By 10:40 ET (15:40 GMT), the U.S. dollar index, which measures the greenback against a basket of its currency peers, had dipped by 0.5% to 106.64.
The euro strengthened against the dollar by 0.5% to $1.0469, while sterling rose 0.4% to $1.2637.
Analysts have widely viewed Walmart, the ubiquitous chain that offers everything from retail goods to groceries, as a possible bellwether for the state of the U.S. consumer during the early months of 2025.

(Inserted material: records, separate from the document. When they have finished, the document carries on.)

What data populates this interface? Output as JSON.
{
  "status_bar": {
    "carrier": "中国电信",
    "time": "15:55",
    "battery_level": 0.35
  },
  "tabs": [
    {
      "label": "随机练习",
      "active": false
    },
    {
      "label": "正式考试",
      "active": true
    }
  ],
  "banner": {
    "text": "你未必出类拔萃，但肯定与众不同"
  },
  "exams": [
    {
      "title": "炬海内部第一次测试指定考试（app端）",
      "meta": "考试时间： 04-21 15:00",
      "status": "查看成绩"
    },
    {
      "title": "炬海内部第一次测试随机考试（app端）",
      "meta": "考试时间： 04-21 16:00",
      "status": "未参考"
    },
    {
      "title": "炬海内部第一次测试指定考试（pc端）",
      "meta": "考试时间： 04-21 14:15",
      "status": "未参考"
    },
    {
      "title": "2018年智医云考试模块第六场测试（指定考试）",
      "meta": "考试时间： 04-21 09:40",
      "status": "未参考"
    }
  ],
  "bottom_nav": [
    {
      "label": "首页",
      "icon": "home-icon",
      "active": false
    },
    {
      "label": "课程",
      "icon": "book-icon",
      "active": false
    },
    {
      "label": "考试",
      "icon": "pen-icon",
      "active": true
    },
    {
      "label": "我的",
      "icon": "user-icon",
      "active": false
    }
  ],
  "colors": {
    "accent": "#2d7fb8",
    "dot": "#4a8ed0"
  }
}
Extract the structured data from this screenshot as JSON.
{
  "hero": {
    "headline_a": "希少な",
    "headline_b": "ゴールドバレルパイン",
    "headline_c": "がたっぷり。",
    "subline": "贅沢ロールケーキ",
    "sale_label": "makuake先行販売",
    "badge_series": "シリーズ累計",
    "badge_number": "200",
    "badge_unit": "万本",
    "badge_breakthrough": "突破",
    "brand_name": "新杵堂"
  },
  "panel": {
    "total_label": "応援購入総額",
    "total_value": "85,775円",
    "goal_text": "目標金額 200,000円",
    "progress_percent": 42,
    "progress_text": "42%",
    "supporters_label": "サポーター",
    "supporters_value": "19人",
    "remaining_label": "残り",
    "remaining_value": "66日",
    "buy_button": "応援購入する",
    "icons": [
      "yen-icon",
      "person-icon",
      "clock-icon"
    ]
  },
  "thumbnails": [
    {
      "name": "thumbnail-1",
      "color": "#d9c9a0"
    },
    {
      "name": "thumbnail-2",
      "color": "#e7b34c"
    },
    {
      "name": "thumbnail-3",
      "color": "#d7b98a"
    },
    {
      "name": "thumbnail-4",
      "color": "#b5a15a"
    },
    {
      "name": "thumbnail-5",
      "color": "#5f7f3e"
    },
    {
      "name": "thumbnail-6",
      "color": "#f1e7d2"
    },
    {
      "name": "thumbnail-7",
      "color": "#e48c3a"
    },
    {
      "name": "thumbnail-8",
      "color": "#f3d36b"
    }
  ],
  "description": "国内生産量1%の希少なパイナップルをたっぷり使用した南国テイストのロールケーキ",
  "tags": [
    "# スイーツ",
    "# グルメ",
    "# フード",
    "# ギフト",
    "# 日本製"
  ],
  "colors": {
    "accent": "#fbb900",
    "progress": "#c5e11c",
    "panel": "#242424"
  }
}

Recent economic data has shown a decline in monthly retail sales, while a consumer sentiment survey for February unexpectedly declined. The figures, along with a hotter-than-expected inflation reading for January, suggested that shoppers may be wary of the effect U.S. President Donald Trump’s policy moves -- particularly plans to roll out sweeping tariffs -- could be having on their purchasing power.
Arkansas-based Walmart said it expects annual consolidated net sales to increase in the range of 3% to 4%, versus analyst projections of a 4% uptick, according to LSEG data cited by Reuters. The guidance accounts for a headwind from a lapping leap year in 2024, Walmart said.
For the current quarter, the firm also sees adjusted per-share income at $0.57 to $0.58, short of Wall Street estimates, with Walmart flagging negative currency effects. Sales are tipped to expand by 3% to 4% during the period.
Also factoring sentiment was Trump’s suggestion this week that he could impose tariffs on automobile, semiconductor, and pharmaceutical imports of around 25%, although some analysts have argued that the constant drumbeat of trade threats from the White House may be part of a wider negotiating tactic.
Meanwhile, the Federal Reserve released the minutes from its January 28–29 meeting, revealing some wariness among officials at the central bank toward future potential interest rate cuts due to possible inflationary pressures arising from Trump’s trade and immigration policies.
In Asia, the Japanese yen appreciated 0.6% against the U.S. dollar, with the USD/JPY pair trading at 150.52 yen, after a former Bank of Japan official said it may hike interest rates in May should the domestic political environment worsen or there are effects from Trump’s tariffs.
The Chinese yuan’s onshore pair USD/CNY was largely unchanged, as investors were unmoved by Trump’s claim late on Wednesday that a trade deal with China could be struck.